More Regulations on the Horizon
It was reiterated in public comment that the current modified regulations do not cover all of the statutory required topics under 1798.185 (most notably, regulations related to automated decision-making). Agency Executive Director Ashkan Soltani did hint that the Agency would be engaging in other rulemaking activities soon, but did not specify timing.
Discussion of Enforcement Delay
Board Member Vinhcent Le brought up for board discussion the requirement that businesses comply with regulations that are not finalized and the possibility of delaying enforcement. Board Member Lydia de la Torre further proposed that the board consider a very narrow extension of the cure period limited to HR and B2B data. However, this was met with some pushback, as § 1798.199.45 of the CPRA already grants some discretionary authority to the Agency in its enforcement decisions. Ultimately, the board and staff tacitly agreed to include a regulation that reiterates this discretionary authority. Staff will include a proposed regulation in this upcoming draft for the 15-day comment period that follows this board guidance.
Timing and Next Steps
The million-dollar question is: when will the regulations be finalized?

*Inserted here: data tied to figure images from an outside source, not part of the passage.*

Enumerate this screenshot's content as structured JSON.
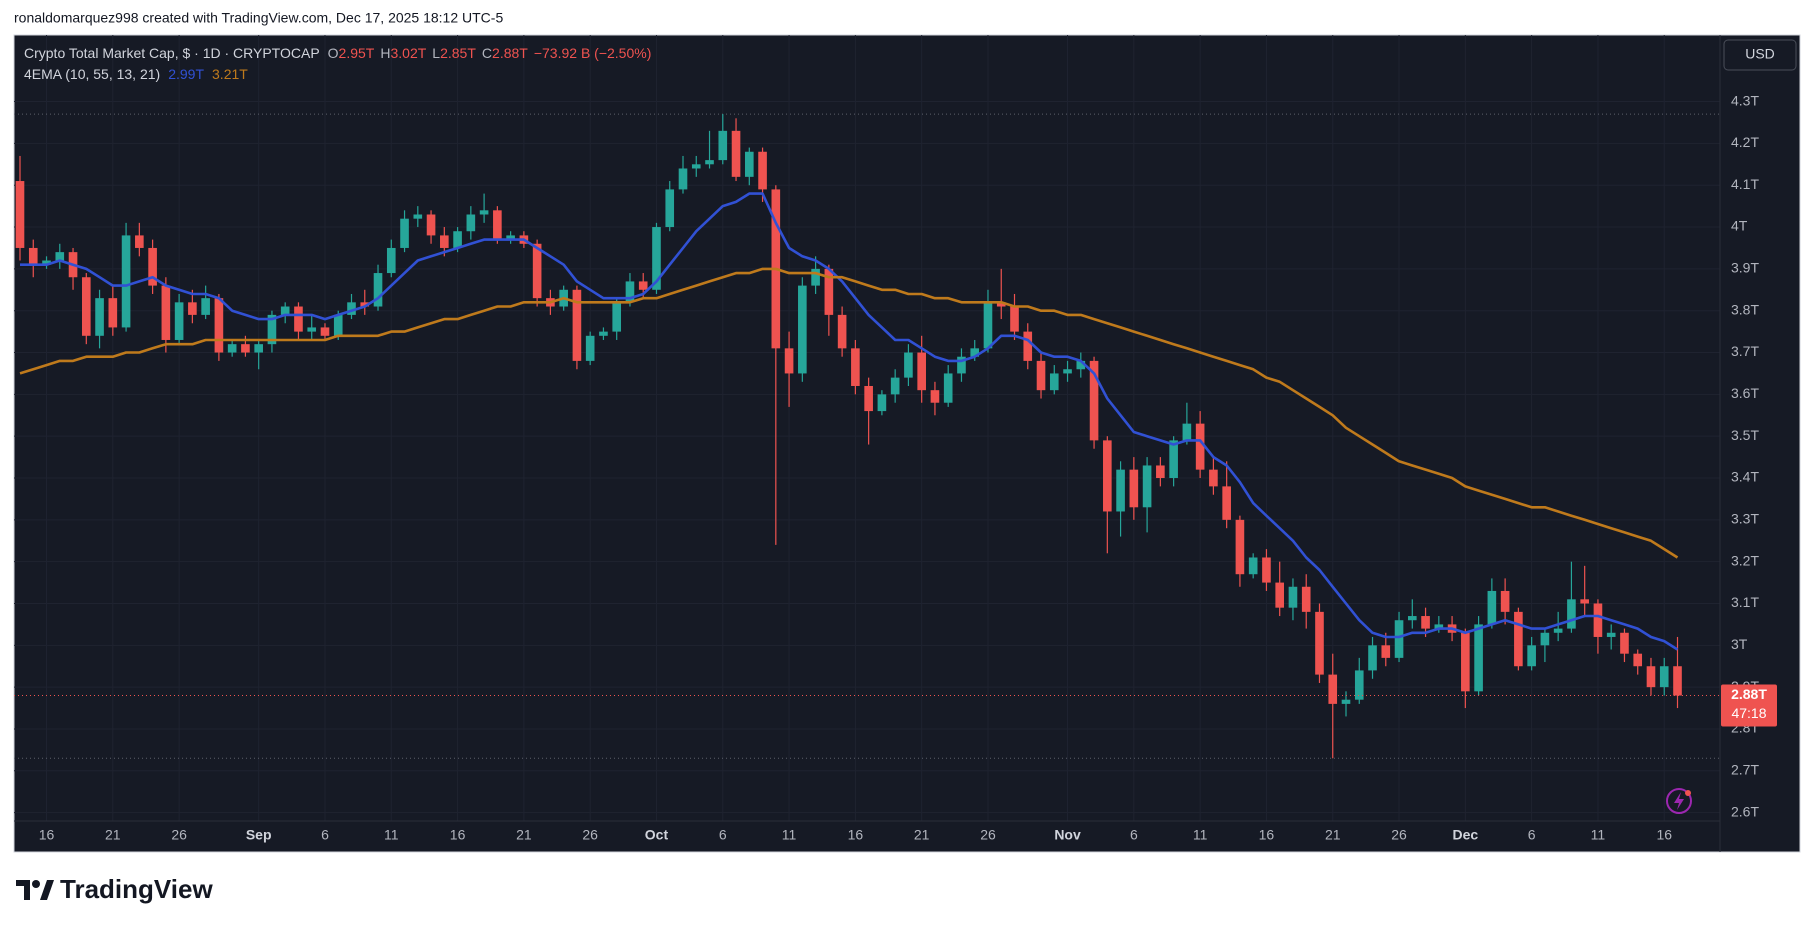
{
  "header": {
    "attribution": "ronaldomarquez998 created with TradingView.com, Dec 17, 2025 18:12 UTC-5",
    "symbol": "Crypto Total Market Cap, $ · 1D · CRYPTOCAP",
    "ohlc": [
      {
        "label": "O",
        "value": "2.95T"
      },
      {
        "label": "H",
        "value": "3.02T"
      },
      {
        "label": "L",
        "value": "2.85T"
      },
      {
        "label": "C",
        "value": "2.88T"
      }
    ],
    "change": "−73.92 B (−2.50%)",
    "indicator": "4EMA (10, 55, 13, 21)",
    "indicator_values": [
      "2.99T",
      "3.21T"
    ],
    "currency": "USD",
    "price_tag": "2.88T",
    "countdown": "47:18",
    "brand": "TradingView"
  },
  "chart_data": {
    "type": "candlestick",
    "categories": [
      null,
      null,
      "16",
      null,
      null,
      null,
      null,
      "21",
      null,
      null,
      null,
      null,
      "26",
      null,
      null,
      null,
      null,
      null,
      "Sep",
      null,
      null,
      null,
      null,
      "6",
      null,
      null,
      null,
      null,
      "11",
      null,
      null,
      null,
      null,
      "16",
      null,
      null,
      null,
      null,
      "21",
      null,
      null,
      null,
      null,
      "26",
      null,
      null,
      null,
      null,
      "Oct",
      null,
      null,
      null,
      null,
      "6",
      null,
      null,
      null,
      null,
      "11",
      null,
      null,
      null,
      null,
      "16",
      null,
      null,
      null,
      null,
      "21",
      null,
      null,
      null,
      null,
      "26",
      null,
      null,
      null,
      null,
      null,
      "Nov",
      null,
      null,
      null,
      null,
      "6",
      null,
      null,
      null,
      null,
      "11",
      null,
      null,
      null,
      null,
      "16",
      null,
      null,
      null,
      null,
      "21",
      null,
      null,
      null,
      null,
      "26",
      null,
      null,
      null,
      null,
      "Dec",
      null,
      null,
      null,
      null,
      "6",
      null,
      null,
      null,
      null,
      "11",
      null,
      null,
      null,
      null,
      "16",
      null
    ],
    "open": [
      4.11,
      3.95,
      3.91,
      3.92,
      3.94,
      3.88,
      3.74,
      3.83,
      3.76,
      3.98,
      3.95,
      3.86,
      3.73,
      3.82,
      3.79,
      3.83,
      3.7,
      3.72,
      3.7,
      3.72,
      3.79,
      3.81,
      3.75,
      3.76,
      3.74,
      3.79,
      3.82,
      3.81,
      3.89,
      3.95,
      4.02,
      4.03,
      3.98,
      3.95,
      3.99,
      4.03,
      4.04,
      3.97,
      3.98,
      3.96,
      3.83,
      3.81,
      3.85,
      3.68,
      3.74,
      3.75,
      3.82,
      3.87,
      3.85,
      4.0,
      4.09,
      4.14,
      4.15,
      4.16,
      4.23,
      4.12,
      4.18,
      4.09,
      3.71,
      3.65,
      3.86,
      3.9,
      3.79,
      3.71,
      3.62,
      3.56,
      3.6,
      3.64,
      3.7,
      3.61,
      3.58,
      3.65,
      3.69,
      3.71,
      3.82,
      3.81,
      3.75,
      3.68,
      3.61,
      3.65,
      3.66,
      3.68,
      3.49,
      3.32,
      3.42,
      3.33,
      3.43,
      3.4,
      3.49,
      3.53,
      3.42,
      3.38,
      3.3,
      3.17,
      3.21,
      3.15,
      3.09,
      3.14,
      3.08,
      2.93,
      2.86,
      2.87,
      2.94,
      3.0,
      2.97,
      3.06,
      3.07,
      3.04,
      3.05,
      3.03,
      2.89,
      3.05,
      3.13,
      3.08,
      2.95,
      3.0,
      3.03,
      3.04,
      3.11,
      3.1,
      3.02,
      3.03,
      2.98,
      2.95,
      2.9,
      2.95
    ],
    "high": [
      4.17,
      3.97,
      3.93,
      3.96,
      3.95,
      3.89,
      3.85,
      3.86,
      4.01,
      4.01,
      3.97,
      3.88,
      3.84,
      3.85,
      3.86,
      3.84,
      3.73,
      3.74,
      3.73,
      3.8,
      3.82,
      3.82,
      3.79,
      3.77,
      3.8,
      3.84,
      3.85,
      3.91,
      3.97,
      4.04,
      4.05,
      4.04,
      4.0,
      4.0,
      4.05,
      4.08,
      4.05,
      3.99,
      3.99,
      3.97,
      3.85,
      3.86,
      3.86,
      3.75,
      3.76,
      3.83,
      3.89,
      3.89,
      4.01,
      4.11,
      4.17,
      4.17,
      4.23,
      4.27,
      4.26,
      4.19,
      4.19,
      4.1,
      3.75,
      3.88,
      3.93,
      3.91,
      3.81,
      3.73,
      3.64,
      3.61,
      3.66,
      3.72,
      3.74,
      3.63,
      3.67,
      3.71,
      3.73,
      3.85,
      3.9,
      3.84,
      3.77,
      3.7,
      3.67,
      3.68,
      3.7,
      3.69,
      3.5,
      3.44,
      3.45,
      3.45,
      3.45,
      3.5,
      3.58,
      3.56,
      3.45,
      3.44,
      3.31,
      3.22,
      3.23,
      3.2,
      3.16,
      3.17,
      3.1,
      2.98,
      2.89,
      2.97,
      3.02,
      3.03,
      3.08,
      3.11,
      3.09,
      3.07,
      3.07,
      3.04,
      3.07,
      3.16,
      3.16,
      3.09,
      3.02,
      3.04,
      3.08,
      3.2,
      3.19,
      3.11,
      3.05,
      3.04,
      2.99,
      2.97,
      2.97,
      3.02
    ],
    "low": [
      3.92,
      3.88,
      3.9,
      3.9,
      3.85,
      3.72,
      3.71,
      3.74,
      3.75,
      3.93,
      3.84,
      3.7,
      3.72,
      3.77,
      3.78,
      3.68,
      3.69,
      3.69,
      3.66,
      3.7,
      3.77,
      3.73,
      3.73,
      3.73,
      3.73,
      3.78,
      3.79,
      3.8,
      3.88,
      3.94,
      4.0,
      3.96,
      3.93,
      3.94,
      3.97,
      4.01,
      3.96,
      3.96,
      3.95,
      3.81,
      3.79,
      3.8,
      3.66,
      3.67,
      3.73,
      3.73,
      3.81,
      3.83,
      3.84,
      3.99,
      4.08,
      4.12,
      4.14,
      4.15,
      4.11,
      4.1,
      4.06,
      3.24,
      3.57,
      3.63,
      3.84,
      3.74,
      3.69,
      3.6,
      3.48,
      3.55,
      3.58,
      3.62,
      3.58,
      3.55,
      3.57,
      3.63,
      3.68,
      3.7,
      3.78,
      3.73,
      3.66,
      3.59,
      3.6,
      3.63,
      3.64,
      3.47,
      3.22,
      3.26,
      3.3,
      3.27,
      3.38,
      3.38,
      3.48,
      3.4,
      3.36,
      3.28,
      3.14,
      3.16,
      3.13,
      3.07,
      3.06,
      3.04,
      2.91,
      2.73,
      2.83,
      2.86,
      2.92,
      2.95,
      2.96,
      3.04,
      3.02,
      3.03,
      3.01,
      2.85,
      2.88,
      3.04,
      3.05,
      2.94,
      2.94,
      2.96,
      3.01,
      3.03,
      3.07,
      2.98,
      2.99,
      2.96,
      2.93,
      2.88,
      2.88,
      2.85
    ],
    "close": [
      3.95,
      3.91,
      3.92,
      3.94,
      3.88,
      3.74,
      3.83,
      3.76,
      3.98,
      3.95,
      3.86,
      3.73,
      3.82,
      3.79,
      3.83,
      3.7,
      3.72,
      3.7,
      3.72,
      3.79,
      3.81,
      3.75,
      3.76,
      3.74,
      3.79,
      3.82,
      3.81,
      3.89,
      3.95,
      4.02,
      4.03,
      3.98,
      3.95,
      3.99,
      4.03,
      4.04,
      3.97,
      3.98,
      3.96,
      3.83,
      3.81,
      3.85,
      3.68,
      3.74,
      3.75,
      3.82,
      3.87,
      3.85,
      4.0,
      4.09,
      4.14,
      4.15,
      4.16,
      4.23,
      4.12,
      4.18,
      4.09,
      3.71,
      3.65,
      3.86,
      3.9,
      3.79,
      3.71,
      3.62,
      3.56,
      3.6,
      3.64,
      3.7,
      3.61,
      3.58,
      3.65,
      3.69,
      3.71,
      3.82,
      3.81,
      3.75,
      3.68,
      3.61,
      3.65,
      3.66,
      3.68,
      3.49,
      3.32,
      3.42,
      3.33,
      3.43,
      3.4,
      3.49,
      3.53,
      3.42,
      3.38,
      3.3,
      3.17,
      3.21,
      3.15,
      3.09,
      3.14,
      3.08,
      2.93,
      2.86,
      2.87,
      2.94,
      3.0,
      2.97,
      3.06,
      3.07,
      3.04,
      3.05,
      3.03,
      2.89,
      3.05,
      3.13,
      3.08,
      2.95,
      3.0,
      3.03,
      3.04,
      3.11,
      3.1,
      3.02,
      3.03,
      2.98,
      2.95,
      2.9,
      2.95,
      2.88
    ],
    "up_color": "#26a69a",
    "down_color": "#ef5350",
    "series": [
      {
        "color": "#3151d4",
        "values": [
          3.91,
          3.91,
          3.91,
          3.92,
          3.91,
          3.9,
          3.88,
          3.86,
          3.86,
          3.87,
          3.88,
          3.86,
          3.85,
          3.84,
          3.84,
          3.83,
          3.8,
          3.79,
          3.78,
          3.78,
          3.79,
          3.79,
          3.79,
          3.78,
          3.79,
          3.8,
          3.81,
          3.83,
          3.86,
          3.89,
          3.92,
          3.93,
          3.94,
          3.95,
          3.96,
          3.97,
          3.97,
          3.97,
          3.97,
          3.95,
          3.93,
          3.91,
          3.87,
          3.85,
          3.83,
          3.83,
          3.83,
          3.84,
          3.87,
          3.91,
          3.95,
          3.99,
          4.02,
          4.05,
          4.06,
          4.08,
          4.08,
          4.01,
          3.95,
          3.93,
          3.92,
          3.9,
          3.87,
          3.83,
          3.79,
          3.76,
          3.73,
          3.73,
          3.71,
          3.69,
          3.68,
          3.68,
          3.69,
          3.71,
          3.74,
          3.74,
          3.73,
          3.7,
          3.69,
          3.69,
          3.68,
          3.65,
          3.59,
          3.55,
          3.51,
          3.5,
          3.49,
          3.48,
          3.49,
          3.49,
          3.45,
          3.43,
          3.39,
          3.34,
          3.31,
          3.28,
          3.25,
          3.21,
          3.18,
          3.14,
          3.1,
          3.06,
          3.03,
          3.02,
          3.02,
          3.03,
          3.03,
          3.04,
          3.04,
          3.03,
          3.04,
          3.05,
          3.06,
          3.05,
          3.04,
          3.04,
          3.05,
          3.06,
          3.07,
          3.07,
          3.06,
          3.05,
          3.04,
          3.02,
          3.01,
          2.99
        ]
      },
      {
        "color": "#bf7a1c",
        "values": [
          3.65,
          3.66,
          3.67,
          3.68,
          3.68,
          3.69,
          3.69,
          3.69,
          3.7,
          3.7,
          3.71,
          3.72,
          3.72,
          3.72,
          3.73,
          3.73,
          3.73,
          3.73,
          3.73,
          3.73,
          3.73,
          3.73,
          3.73,
          3.73,
          3.74,
          3.74,
          3.74,
          3.74,
          3.75,
          3.75,
          3.76,
          3.77,
          3.78,
          3.78,
          3.79,
          3.8,
          3.81,
          3.81,
          3.82,
          3.82,
          3.82,
          3.83,
          3.82,
          3.82,
          3.82,
          3.82,
          3.82,
          3.83,
          3.83,
          3.84,
          3.85,
          3.86,
          3.87,
          3.88,
          3.89,
          3.89,
          3.9,
          3.9,
          3.89,
          3.89,
          3.89,
          3.88,
          3.88,
          3.87,
          3.86,
          3.85,
          3.85,
          3.84,
          3.84,
          3.83,
          3.83,
          3.82,
          3.82,
          3.82,
          3.82,
          3.81,
          3.81,
          3.8,
          3.8,
          3.79,
          3.79,
          3.78,
          3.77,
          3.76,
          3.75,
          3.74,
          3.73,
          3.72,
          3.71,
          3.7,
          3.69,
          3.68,
          3.67,
          3.66,
          3.64,
          3.63,
          3.61,
          3.59,
          3.57,
          3.55,
          3.52,
          3.5,
          3.48,
          3.46,
          3.44,
          3.43,
          3.42,
          3.41,
          3.4,
          3.38,
          3.37,
          3.36,
          3.35,
          3.34,
          3.33,
          3.33,
          3.32,
          3.31,
          3.3,
          3.29,
          3.28,
          3.27,
          3.26,
          3.25,
          3.23,
          3.21
        ]
      }
    ],
    "ylim": [
      2.58,
      4.44
    ],
    "yticks": [
      {
        "value": 2.6,
        "label": "2.6T"
      },
      {
        "value": 2.7,
        "label": "2.7T"
      },
      {
        "value": 2.8,
        "label": "2.8T"
      },
      {
        "value": 2.9,
        "label": "2.9T"
      },
      {
        "value": 3.0,
        "label": "3T"
      },
      {
        "value": 3.1,
        "label": "3.1T"
      },
      {
        "value": 3.2,
        "label": "3.2T"
      },
      {
        "value": 3.3,
        "label": "3.3T"
      },
      {
        "value": 3.4,
        "label": "3.4T"
      },
      {
        "value": 3.5,
        "label": "3.5T"
      },
      {
        "value": 3.6,
        "label": "3.6T"
      },
      {
        "value": 3.7,
        "label": "3.7T"
      },
      {
        "value": 3.8,
        "label": "3.8T"
      },
      {
        "value": 3.9,
        "label": "3.9T"
      },
      {
        "value": 4.0,
        "label": "4T"
      },
      {
        "value": 4.1,
        "label": "4.1T"
      },
      {
        "value": 4.2,
        "label": "4.2T"
      },
      {
        "value": 4.3,
        "label": "4.3T"
      }
    ],
    "grid": true
  }
}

Agency General Counsel Philip Laird addressed this during the course of the meeting and stated that “Our goal is to have a full package by early 2023.” Further, he noted that if the board approved a motion allowing for modifications during this meeting (which they did), the target date of “early 2023” would likely be met.
The Agency staff will consider the modifications discussed at the meeting and then publish a notice of modified regulations. That will trigger a new 15-day comment period. After that, the Agency will prepare the final rule-making package for board consideration. If approved, the package will go to the Office of Administrative Law, which has 30 business days to review.